Another potential barrier is the perception among patients and providers that generic medications may be less safe or differ in efficacy than their brand name counterparts. 

“We perceive that the higher end whatever it is—drug, test, intervention— is going to be more efficacious and what we in fact know, is that it's not true, but general consumers don't always understand that,” Ms O'Connor said.

According to Dr Martin, manufacturers that emphasize the negative side effects of older medications when marketing newer products may also foster mistrust surrounding generics, 

Brand name manufacturers may also try to delay competition from generics by creating slightly new formulations, developing different drug delivery systems, or creating coformulations with drugs that have longer patents.

“That's a pretty large barrier,” Dr Martin said. 

Who Will Drive Demand?

According to Mr Horn, due to some of these issues, it is unlikely that the demand for generic HIV medications will be driven by providers or patients. He said the demand will likely come from payers and how they structure their benefits and policies.

“If payers really start playing hard ball, then I think that will force the circumstance of can I take a regimen that is two pills once a day, instead of one pill once a day,” he said. 

Experts note, however, that the unique nature of HIV will make it more complex as payers make decisions on how to structure their benefits.

Unlike some other disease states, HIV has significant public health implications that make it critical that individuals with the disease receive the treatment they need, at a cost they can afford, and are able to maintain adherence to treatment to ensure viral loads can be suppressed. 

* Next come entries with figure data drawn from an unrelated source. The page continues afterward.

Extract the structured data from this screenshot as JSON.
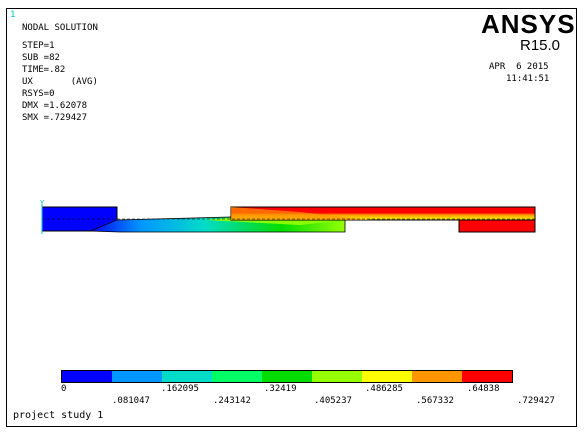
{
  "window_number": "1",
  "header": {
    "title": "NODAL SOLUTION",
    "step": "STEP=1",
    "sub": "SUB =82",
    "time": "TIME=.82",
    "component": "UX       (AVG)",
    "rsys": "RSYS=0",
    "dmx": "DMX =1.62078",
    "smx": "SMX =.729427"
  },
  "logo": {
    "name": "ANSYS",
    "release": "R15.0",
    "date": "APR  6 2015",
    "time": "11:41:51"
  },
  "legend": {
    "colors": [
      "#0000ff",
      "#0096ff",
      "#00dcc8",
      "#00ff64",
      "#00dc00",
      "#96ff00",
      "#ffff00",
      "#ff9600",
      "#ff0000"
    ],
    "labels_top": [
      "0",
      ".162095",
      ".32419",
      ".486285",
      ".64838"
    ],
    "labels_bottom": [
      ".081047",
      ".243142",
      ".405237",
      ".567332",
      ".729427"
    ]
  },
  "footer": {
    "title": "project study 1"
  }
}
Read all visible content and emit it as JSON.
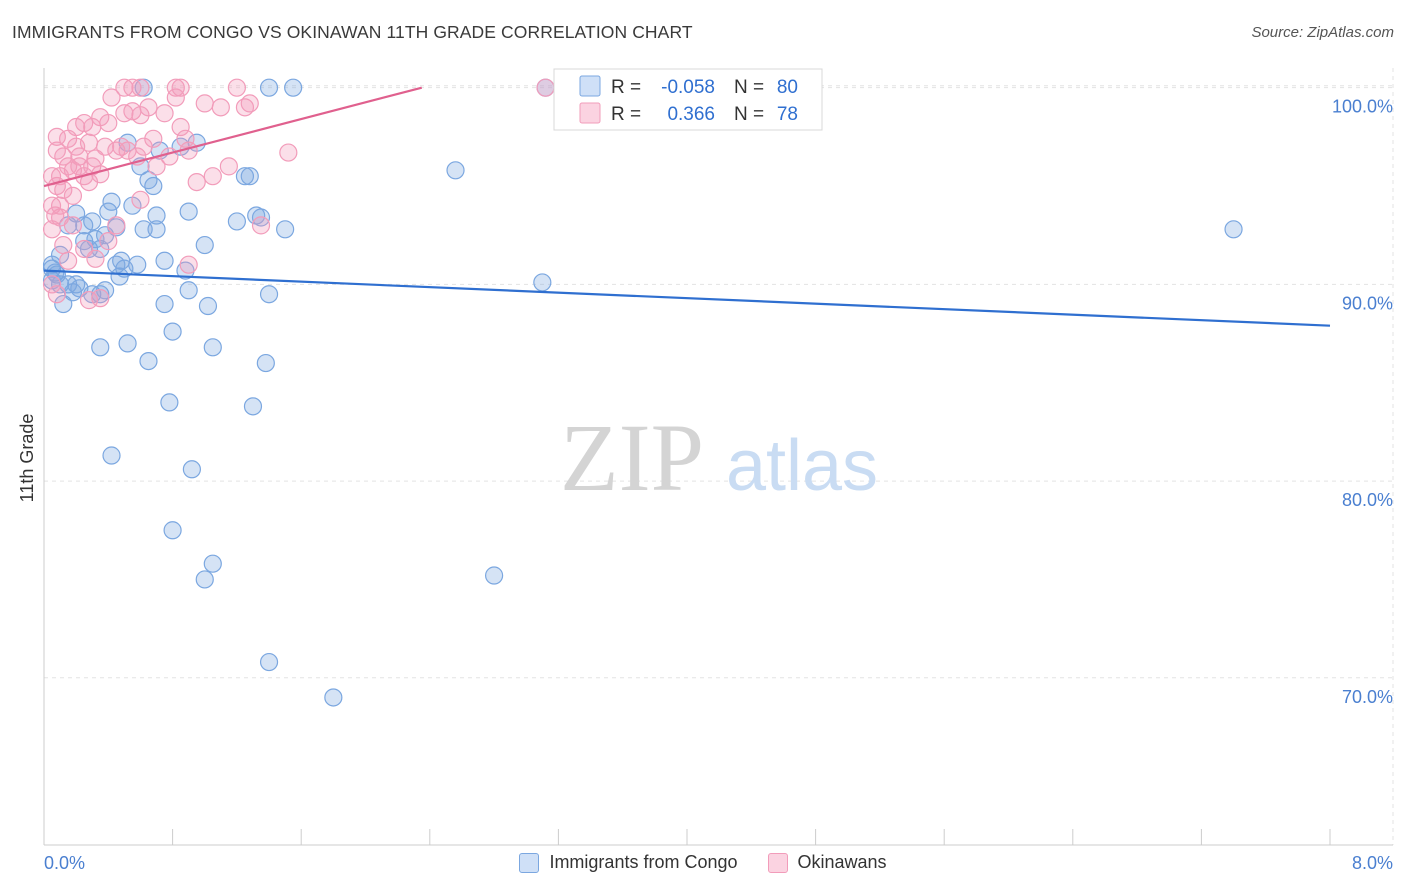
{
  "header": {
    "title": "IMMIGRANTS FROM CONGO VS OKINAWAN 11TH GRADE CORRELATION CHART",
    "source": "Source: ZipAtlas.com"
  },
  "watermark": {
    "zip": "ZIP",
    "atlas": "atlas"
  },
  "chart_data": {
    "type": "scatter",
    "title": "IMMIGRANTS FROM CONGO VS OKINAWAN 11TH GRADE CORRELATION CHART",
    "xlabel": "",
    "ylabel": "11th Grade",
    "xlim": [
      0,
      8
    ],
    "ylim": [
      61.5,
      101
    ],
    "x_tick_labels": [
      "0.0%",
      "8.0%"
    ],
    "y_ticks": [
      70,
      80,
      90,
      100
    ],
    "y_tick_labels": [
      "70.0%",
      "80.0%",
      "90.0%",
      "100.0%"
    ],
    "grid": true,
    "legend_inset": [
      {
        "r_label": "R =",
        "r": "-0.058",
        "n_label": "N =",
        "n": "80"
      },
      {
        "r_label": "R =",
        "r": "0.366",
        "n_label": "N =",
        "n": "78"
      }
    ],
    "series": [
      {
        "name": "Immigrants from Congo",
        "color": "#7ba7e0",
        "line_color": "#2f6fd0",
        "trend": {
          "x": [
            0,
            8
          ],
          "y": [
            90.7,
            87.9
          ]
        },
        "points": [
          [
            0.05,
            91.0
          ],
          [
            0.05,
            90.2
          ],
          [
            0.07,
            90.6
          ],
          [
            0.1,
            91.5
          ],
          [
            0.12,
            89.0
          ],
          [
            0.15,
            90.0
          ],
          [
            0.15,
            93.0
          ],
          [
            0.18,
            89.6
          ],
          [
            0.2,
            93.6
          ],
          [
            0.22,
            89.8
          ],
          [
            0.25,
            92.2
          ],
          [
            0.25,
            93.0
          ],
          [
            0.28,
            91.8
          ],
          [
            0.3,
            93.2
          ],
          [
            0.3,
            89.5
          ],
          [
            0.32,
            92.3
          ],
          [
            0.35,
            91.8
          ],
          [
            0.35,
            89.5
          ],
          [
            0.38,
            89.7
          ],
          [
            0.4,
            93.7
          ],
          [
            0.42,
            94.2
          ],
          [
            0.45,
            91.0
          ],
          [
            0.45,
            92.9
          ],
          [
            0.47,
            90.4
          ],
          [
            0.48,
            91.2
          ],
          [
            0.5,
            90.8
          ],
          [
            0.52,
            97.2
          ],
          [
            0.55,
            94.0
          ],
          [
            0.58,
            91.0
          ],
          [
            0.6,
            96.0
          ],
          [
            0.62,
            92.8
          ],
          [
            0.65,
            95.3
          ],
          [
            0.68,
            95.0
          ],
          [
            0.7,
            93.5
          ],
          [
            0.7,
            92.8
          ],
          [
            0.72,
            96.8
          ],
          [
            0.75,
            89.0
          ],
          [
            0.75,
            91.2
          ],
          [
            0.8,
            87.6
          ],
          [
            0.85,
            97.0
          ],
          [
            0.88,
            90.7
          ],
          [
            0.9,
            89.7
          ],
          [
            0.9,
            93.7
          ],
          [
            0.95,
            97.2
          ],
          [
            1.0,
            92.0
          ],
          [
            1.02,
            88.9
          ],
          [
            1.05,
            86.8
          ],
          [
            1.2,
            93.2
          ],
          [
            1.25,
            95.5
          ],
          [
            1.28,
            95.5
          ],
          [
            1.32,
            93.5
          ],
          [
            1.35,
            93.4
          ],
          [
            1.38,
            86.0
          ],
          [
            1.4,
            89.5
          ],
          [
            1.5,
            92.8
          ],
          [
            0.35,
            86.8
          ],
          [
            0.52,
            87.0
          ],
          [
            0.65,
            86.1
          ],
          [
            0.78,
            84.0
          ],
          [
            1.3,
            83.8
          ],
          [
            0.42,
            81.3
          ],
          [
            0.92,
            80.6
          ],
          [
            0.8,
            77.5
          ],
          [
            1.05,
            75.8
          ],
          [
            1.0,
            75.0
          ],
          [
            1.4,
            70.8
          ],
          [
            1.8,
            69.0
          ],
          [
            2.8,
            75.2
          ],
          [
            2.56,
            95.8
          ],
          [
            3.1,
            90.1
          ],
          [
            7.4,
            92.8
          ],
          [
            3.12,
            100.0
          ],
          [
            0.62,
            100.0
          ],
          [
            1.4,
            100.0
          ],
          [
            1.55,
            100.0
          ],
          [
            0.08,
            90.5
          ],
          [
            0.1,
            90.0
          ],
          [
            0.2,
            90.0
          ],
          [
            0.05,
            90.8
          ],
          [
            0.38,
            92.5
          ]
        ]
      },
      {
        "name": "Okinawans",
        "color": "#f29cba",
        "line_color": "#e0608e",
        "trend": {
          "x": [
            0,
            2.35
          ],
          "y": [
            95.0,
            100.0
          ]
        },
        "points": [
          [
            0.05,
            90.0
          ],
          [
            0.05,
            92.8
          ],
          [
            0.05,
            95.5
          ],
          [
            0.07,
            93.5
          ],
          [
            0.08,
            95.0
          ],
          [
            0.08,
            96.8
          ],
          [
            0.1,
            94.0
          ],
          [
            0.1,
            95.5
          ],
          [
            0.12,
            94.8
          ],
          [
            0.12,
            96.5
          ],
          [
            0.15,
            96.0
          ],
          [
            0.15,
            97.4
          ],
          [
            0.18,
            95.8
          ],
          [
            0.18,
            94.5
          ],
          [
            0.2,
            97.0
          ],
          [
            0.2,
            98.0
          ],
          [
            0.22,
            96.5
          ],
          [
            0.25,
            95.5
          ],
          [
            0.25,
            98.2
          ],
          [
            0.28,
            97.2
          ],
          [
            0.28,
            95.2
          ],
          [
            0.3,
            98.0
          ],
          [
            0.3,
            96.0
          ],
          [
            0.32,
            96.4
          ],
          [
            0.35,
            98.5
          ],
          [
            0.35,
            95.6
          ],
          [
            0.38,
            97.0
          ],
          [
            0.4,
            98.2
          ],
          [
            0.42,
            99.5
          ],
          [
            0.45,
            96.8
          ],
          [
            0.48,
            97.0
          ],
          [
            0.5,
            98.7
          ],
          [
            0.52,
            96.8
          ],
          [
            0.55,
            98.8
          ],
          [
            0.58,
            96.5
          ],
          [
            0.6,
            98.6
          ],
          [
            0.62,
            97.0
          ],
          [
            0.65,
            99.0
          ],
          [
            0.68,
            97.4
          ],
          [
            0.7,
            96.0
          ],
          [
            0.75,
            98.7
          ],
          [
            0.78,
            96.5
          ],
          [
            0.82,
            99.5
          ],
          [
            0.85,
            98.0
          ],
          [
            0.88,
            97.4
          ],
          [
            0.9,
            96.8
          ],
          [
            0.95,
            95.2
          ],
          [
            1.0,
            99.2
          ],
          [
            1.05,
            95.5
          ],
          [
            1.1,
            99.0
          ],
          [
            1.15,
            96.0
          ],
          [
            1.2,
            100.0
          ],
          [
            1.25,
            99.0
          ],
          [
            1.28,
            99.2
          ],
          [
            1.35,
            93.0
          ],
          [
            1.52,
            96.7
          ],
          [
            0.15,
            91.2
          ],
          [
            0.25,
            91.8
          ],
          [
            0.28,
            89.2
          ],
          [
            0.32,
            91.3
          ],
          [
            0.35,
            89.3
          ],
          [
            0.4,
            92.2
          ],
          [
            0.45,
            93.0
          ],
          [
            0.55,
            100.0
          ],
          [
            0.6,
            100.0
          ],
          [
            0.82,
            100.0
          ],
          [
            0.85,
            100.0
          ],
          [
            0.5,
            100.0
          ],
          [
            0.6,
            94.3
          ],
          [
            0.9,
            91.0
          ],
          [
            0.08,
            89.5
          ],
          [
            0.12,
            92.0
          ],
          [
            0.18,
            93.0
          ],
          [
            0.22,
            96.0
          ],
          [
            0.05,
            94.0
          ],
          [
            0.1,
            93.4
          ],
          [
            0.08,
            97.5
          ],
          [
            3.12,
            100.0
          ]
        ]
      }
    ]
  }
}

“It makes it more complicated when you are trying to think about the greater whole and the impact of a disease on a population versus an individual themselves,” Ms O'Connor said.

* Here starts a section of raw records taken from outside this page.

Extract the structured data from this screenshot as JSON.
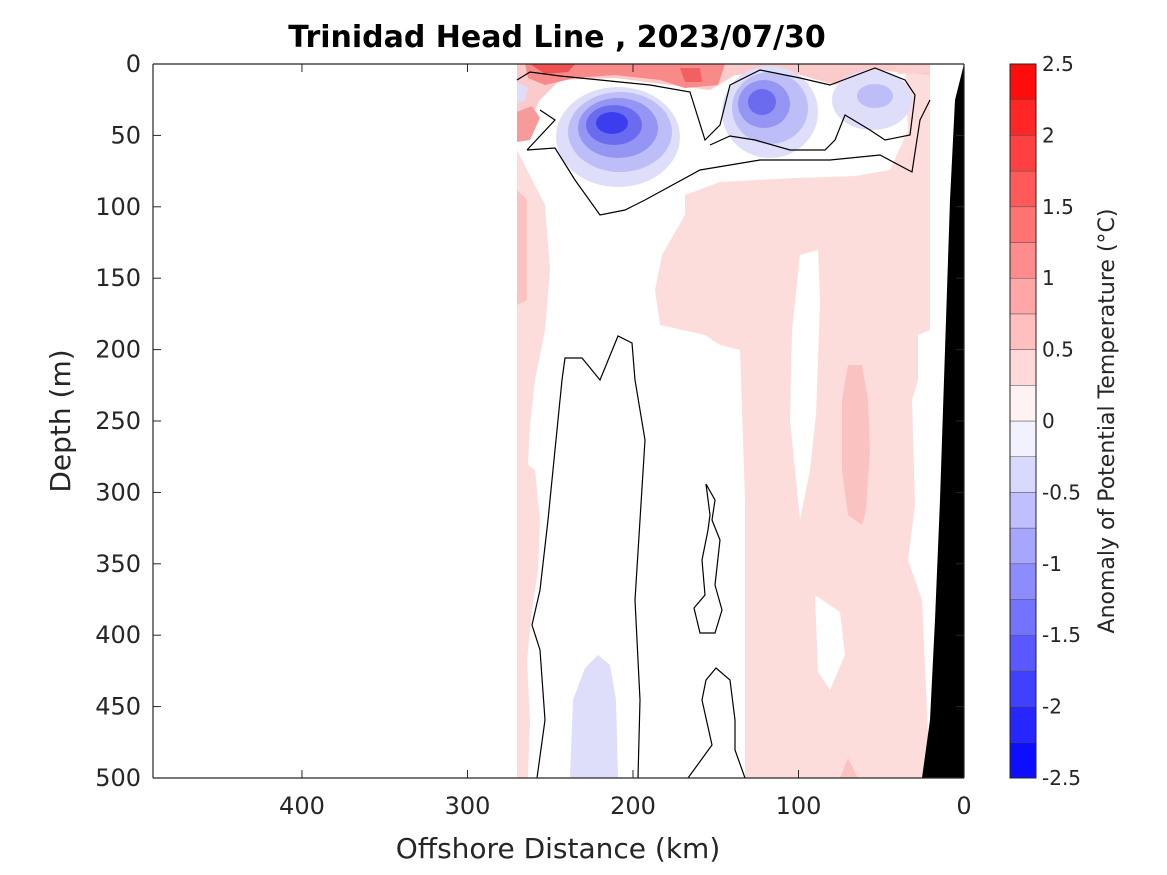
{
  "chart_data": {
    "type": "heatmap",
    "title": "Trinidad Head Line , 2023/07/30",
    "xlabel": "Offshore Distance (km)",
    "ylabel": "Depth (m)",
    "colorbar_label": "Anomaly of Potential Temperature (°C)",
    "xlim": [
      490,
      0
    ],
    "ylim": [
      500,
      0
    ],
    "x_reversed": true,
    "y_reversed": true,
    "xticks": [
      400,
      300,
      200,
      100,
      0
    ],
    "xtick_labels": [
      "400",
      "300",
      "200",
      "100",
      "0"
    ],
    "yticks": [
      0,
      50,
      100,
      150,
      200,
      250,
      300,
      350,
      400,
      450,
      500
    ],
    "ytick_labels": [
      "0",
      "50",
      "100",
      "150",
      "200",
      "250",
      "300",
      "350",
      "400",
      "450",
      "500"
    ],
    "colorbar_ticks": [
      2.5,
      2,
      1.5,
      1,
      0.5,
      0,
      -0.5,
      -1,
      -1.5,
      -2,
      -2.5
    ],
    "colorbar_tick_labels": [
      "2.5",
      "2",
      "1.5",
      "1",
      "0.5",
      "0",
      "-0.5",
      "-1",
      "-1.5",
      "-2",
      "-2.5"
    ],
    "colorbar_range": [
      -2.5,
      2.5
    ],
    "colorbar_levels": 20,
    "data_extent_km": [
      270,
      0
    ],
    "land_color": "#000000",
    "colormap": "red-white-blue",
    "features": [
      {
        "label": "warm surface anomaly",
        "x_range": [
          270,
          20
        ],
        "depth_range": [
          0,
          20
        ],
        "value": 1.6
      },
      {
        "label": "cold core",
        "x_center": 210,
        "depth_center": 45,
        "value": -2.0
      },
      {
        "label": "cold core",
        "x_center": 125,
        "depth_center": 28,
        "value": -1.6
      },
      {
        "label": "cold core",
        "x_center": 55,
        "depth_center": 22,
        "value": -0.8
      },
      {
        "label": "warm column",
        "x_range": [
          150,
          30
        ],
        "depth_range": [
          60,
          500
        ],
        "value": 0.4
      },
      {
        "label": "warm pocket",
        "x_center": 65,
        "depth_center": 270,
        "value": 0.7
      },
      {
        "label": "cool patch",
        "x_center": 225,
        "depth_center": 470,
        "value": -0.3
      }
    ]
  }
}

Over the last two decades, significant progress has been in the treatment and prevention of HIV; however, there is still work to be done. Mr Horn said just 49% of the 1.1 million who are living with HIV are actually on antiretroviral therapy and have suppressed viral loads. 

“We need to do much better than that and so the question is, resources will always be finite, so where are we going to get the financial resources to make sure that all people living with HIV have all the services and the treatments that they need,” he said. 

If the savings come from generic HIV medications, Mr Horn believes those savings need to be reinvested into HIV treatment and care.

Payers will also need to consider the full implications of any decision they make on individuals and society as a whole.

“We really have great coverage for HIV care needs for all those who need it, plus in many cases minimal if any out-of-pocket expenditures on prescription drugs,” Horn said. “If we move to generics, particularly where there are no copay assistance programs for bona fide generics in the U.S. , the one thing we don't want to see is some individuals facing copays that could potentially prohibit their accessing HIV treatment.”